Il portantino e io imbocchiamo l'ultima porta e subito mi pervade l'odore intenso del cloro, forte, rassicurante, lo stesso odore che rimaneva a lungo sugli accappatoi che mia madre mi infilava nella borsa del nuoto da piccola, quell’odore che rimaneva a lungo anche dopo la doccia. Forse per questo motivo mi ha dà sicurezza, forse perché mi sento completamente avvolta da quell’odore che mi riporta indietro nel tempo come una specie di ponte invisibile tra passato e presente. Un odore acre, penetrante, tanto che se non lo amassi a questo modo risulterebbe fastidioso.
In piscina si cammina, si nuota, si vola, tanto che finalmente sembro dimenticarmi di questi odiosi formicolii che mi percorrono il corpo per tutto il giorno e tutta la notte, di queste piccole scossette elettriche, della mancanza di sensibilità della mia gamba sinistra e di alcune dita delle mani.

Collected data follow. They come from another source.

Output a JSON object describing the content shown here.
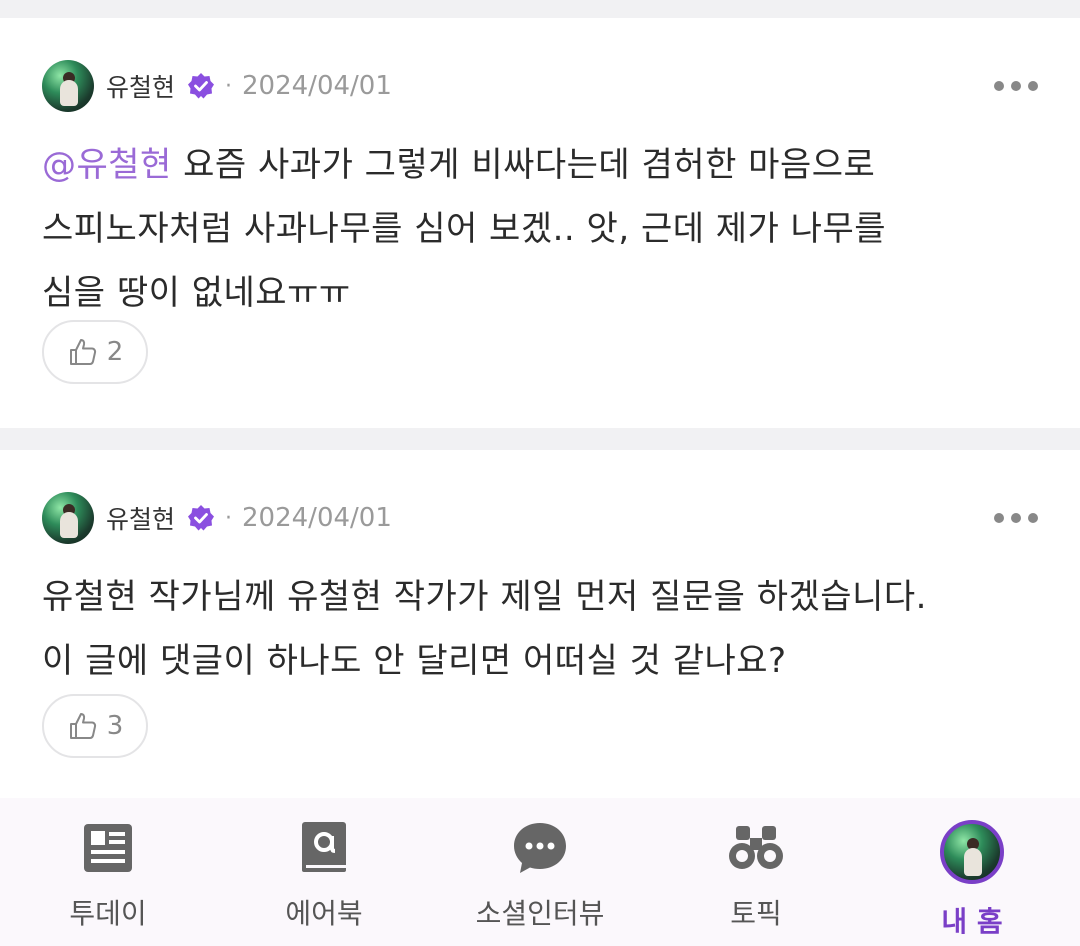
{
  "posts": [
    {
      "author": "유철현",
      "separator": "·",
      "date": "2024/04/01",
      "mention": "@유철현",
      "text_line1_rest": " 요즘 사과가 그렇게 비싸다는데 겸허한 마음으로",
      "text_line2": "스피노자처럼 사과나무를 심어 보겠.. 앗, 근데 제가 나무를",
      "text_line3": "심을 땅이 없네요ㅠㅠ",
      "likes": "2"
    },
    {
      "author": "유철현",
      "separator": "·",
      "date": "2024/04/01",
      "text_line1": "유철현 작가님께 유철현 작가가 제일 먼저 질문을 하겠습니다.",
      "text_line2": "이 글에 댓글이 하나도 안 달리면 어떠실 것 같나요?",
      "likes": "3"
    }
  ],
  "nav": {
    "items": [
      {
        "label": "투데이",
        "icon": "newspaper-icon"
      },
      {
        "label": "에어북",
        "icon": "book-icon"
      },
      {
        "label": "소셜인터뷰",
        "icon": "chat-bubble-icon"
      },
      {
        "label": "토픽",
        "icon": "binoculars-icon"
      },
      {
        "label": "내 홈",
        "icon": "profile-avatar"
      }
    ],
    "active_index": 4
  },
  "colors": {
    "accent": "#7a3fc7",
    "mention": "#9a6ad6",
    "verified": "#8a4fe0"
  }
}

Qui siamo tutti così, tutti uguali, ci entusiasmiamo per poco. Qui il complimento più bello che mi abbiano fatto, appena ho cominciato a muovere i primi passi incerti, è stato "Come cammini bene", non avrei mai pensato di emozionarmi così tanto quando prima mi capitava di sentirne ben altri.
Siamo tutti vicini uno all'altro, ci raccontiamo i nostri progressi e le nostre paure, anche se abbiamo tutti storie diverse.
Qui ci insegnano a camminare per terra e nell'acqua, a respirare da soli, perfino a fare pipì.
Io invece imparo a voler tornare alla vita, non mi appoggio mai ai corrimano quando muovo qualche passo, non chiamo nessuno per andare in bagno, cerco di scendere dal letto da sola a costo di farmi male. Perchè quando mi sono seduta sulla carrozzina mi sono detta: "Io qui non ci rimango a lungo".
Il giovedì dopo la piscina faccio venire la parrucchiera a sistemarmi i capelli e il venerdì l'estetista per le unghie di mani e piedi perchè io possa riconoscere la mia faccia quando mi guardo allo specchio e io sia pronta per il mondo quando mi diranno che la mia riabilitazione è finita e posso essere dimessa, per essere pronta alla normalità.